Despite its limitations, this study has several advantages. First, over 15 years of alcohol consumption data provide a rich resource for characterizing long-term drinking patterns. Second, the inclusion of two generational cohorts may capture temporal changes in socioeconomic conditions, medical practices, and lifestyle behaviors, particularly in relation to alcohol use and CVD prevention and treatment.

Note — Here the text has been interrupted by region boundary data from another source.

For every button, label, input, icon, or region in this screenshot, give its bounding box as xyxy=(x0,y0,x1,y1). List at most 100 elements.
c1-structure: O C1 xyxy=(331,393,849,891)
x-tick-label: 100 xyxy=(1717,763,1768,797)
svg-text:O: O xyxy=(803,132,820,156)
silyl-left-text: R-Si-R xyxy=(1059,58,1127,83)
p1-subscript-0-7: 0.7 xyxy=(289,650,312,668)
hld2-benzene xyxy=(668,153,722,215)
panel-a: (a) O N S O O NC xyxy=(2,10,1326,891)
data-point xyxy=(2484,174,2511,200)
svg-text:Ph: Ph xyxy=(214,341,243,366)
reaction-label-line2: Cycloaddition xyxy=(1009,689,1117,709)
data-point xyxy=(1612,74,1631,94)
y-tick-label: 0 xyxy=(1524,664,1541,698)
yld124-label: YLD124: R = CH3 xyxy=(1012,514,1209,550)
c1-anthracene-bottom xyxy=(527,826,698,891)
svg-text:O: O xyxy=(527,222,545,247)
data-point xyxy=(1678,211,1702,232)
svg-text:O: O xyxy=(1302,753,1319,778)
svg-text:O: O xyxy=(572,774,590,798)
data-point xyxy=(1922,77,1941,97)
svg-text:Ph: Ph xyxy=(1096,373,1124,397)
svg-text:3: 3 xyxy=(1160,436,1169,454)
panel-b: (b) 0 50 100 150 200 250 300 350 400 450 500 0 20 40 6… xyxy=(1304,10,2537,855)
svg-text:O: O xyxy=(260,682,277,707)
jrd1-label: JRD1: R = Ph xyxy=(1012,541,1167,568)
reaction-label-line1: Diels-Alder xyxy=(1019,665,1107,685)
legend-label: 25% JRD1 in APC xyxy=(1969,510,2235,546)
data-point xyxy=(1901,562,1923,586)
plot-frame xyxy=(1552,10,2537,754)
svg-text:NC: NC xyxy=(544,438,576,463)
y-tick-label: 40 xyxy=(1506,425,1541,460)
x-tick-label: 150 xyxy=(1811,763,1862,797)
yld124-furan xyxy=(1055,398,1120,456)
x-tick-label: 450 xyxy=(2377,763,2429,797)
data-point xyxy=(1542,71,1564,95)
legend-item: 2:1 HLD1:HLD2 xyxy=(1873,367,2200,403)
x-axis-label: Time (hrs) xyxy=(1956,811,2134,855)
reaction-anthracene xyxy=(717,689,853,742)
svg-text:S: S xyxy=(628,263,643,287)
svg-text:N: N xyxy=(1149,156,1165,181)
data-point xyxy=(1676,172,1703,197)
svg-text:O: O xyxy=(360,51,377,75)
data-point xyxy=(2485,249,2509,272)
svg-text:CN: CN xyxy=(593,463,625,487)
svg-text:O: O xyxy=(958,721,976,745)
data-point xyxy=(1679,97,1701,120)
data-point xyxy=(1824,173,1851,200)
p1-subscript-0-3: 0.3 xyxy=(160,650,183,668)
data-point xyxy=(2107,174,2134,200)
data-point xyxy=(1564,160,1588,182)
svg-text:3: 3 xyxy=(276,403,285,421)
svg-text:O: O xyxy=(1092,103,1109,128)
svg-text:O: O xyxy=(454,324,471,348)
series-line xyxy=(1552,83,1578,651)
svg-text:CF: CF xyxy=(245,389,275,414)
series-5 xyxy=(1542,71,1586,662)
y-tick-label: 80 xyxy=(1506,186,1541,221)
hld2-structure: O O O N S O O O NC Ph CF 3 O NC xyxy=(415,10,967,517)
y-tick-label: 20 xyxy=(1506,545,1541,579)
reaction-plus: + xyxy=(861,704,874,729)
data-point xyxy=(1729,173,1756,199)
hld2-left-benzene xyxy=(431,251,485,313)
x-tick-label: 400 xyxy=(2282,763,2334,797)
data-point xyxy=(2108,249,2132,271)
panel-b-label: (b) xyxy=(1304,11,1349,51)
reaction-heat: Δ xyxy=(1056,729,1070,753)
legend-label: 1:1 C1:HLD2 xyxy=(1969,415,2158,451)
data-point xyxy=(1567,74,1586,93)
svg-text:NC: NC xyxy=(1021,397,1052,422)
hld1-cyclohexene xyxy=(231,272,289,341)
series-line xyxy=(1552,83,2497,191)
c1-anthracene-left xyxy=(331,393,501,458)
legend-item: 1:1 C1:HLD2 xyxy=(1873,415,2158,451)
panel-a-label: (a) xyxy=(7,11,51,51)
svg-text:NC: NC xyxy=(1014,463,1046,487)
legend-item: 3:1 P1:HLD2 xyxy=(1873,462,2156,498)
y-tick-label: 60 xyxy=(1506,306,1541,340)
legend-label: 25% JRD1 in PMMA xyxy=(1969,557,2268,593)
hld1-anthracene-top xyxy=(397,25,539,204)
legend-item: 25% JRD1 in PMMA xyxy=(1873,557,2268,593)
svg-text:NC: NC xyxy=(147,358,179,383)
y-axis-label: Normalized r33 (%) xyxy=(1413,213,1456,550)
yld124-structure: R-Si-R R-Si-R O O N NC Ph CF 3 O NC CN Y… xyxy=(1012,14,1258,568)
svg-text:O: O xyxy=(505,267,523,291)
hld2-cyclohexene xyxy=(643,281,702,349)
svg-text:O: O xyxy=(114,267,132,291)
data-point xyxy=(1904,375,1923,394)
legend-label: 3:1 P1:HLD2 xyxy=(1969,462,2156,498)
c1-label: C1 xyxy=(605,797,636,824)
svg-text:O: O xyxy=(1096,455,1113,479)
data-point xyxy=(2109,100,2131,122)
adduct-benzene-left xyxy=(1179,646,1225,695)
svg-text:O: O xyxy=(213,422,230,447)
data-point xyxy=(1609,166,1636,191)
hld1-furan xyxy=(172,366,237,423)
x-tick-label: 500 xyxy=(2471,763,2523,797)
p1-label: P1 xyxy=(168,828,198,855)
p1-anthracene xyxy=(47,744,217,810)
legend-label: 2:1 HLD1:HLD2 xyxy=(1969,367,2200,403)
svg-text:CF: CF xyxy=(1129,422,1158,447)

While some cohort-specific differences were observed in trajectory patterns and associations, the overall direction of associations was consistent. Therefore, we combined the cohorts to increase sample size and precision, which strengthened the robustness and interpretability of our findings.
5. Conclusions
In summary, this study identified sex-specific alcohol consumption trajectories across two FHS generations. Our findings suggest that sustained low to moderate drinking was observationally associated with lower risks of mortality and CHD in both women and men, compared to high-level or fluctuating patterns. However, given the observational design, our findings cannot establish causality and may be influenced by residual confounding or reverse causation. While our findings highlight the importance of considering long-term drinking patterns in public health research, they should not be interpreted as evidence that moderate alcohol consumption reduces mortality risk or prevents CHD.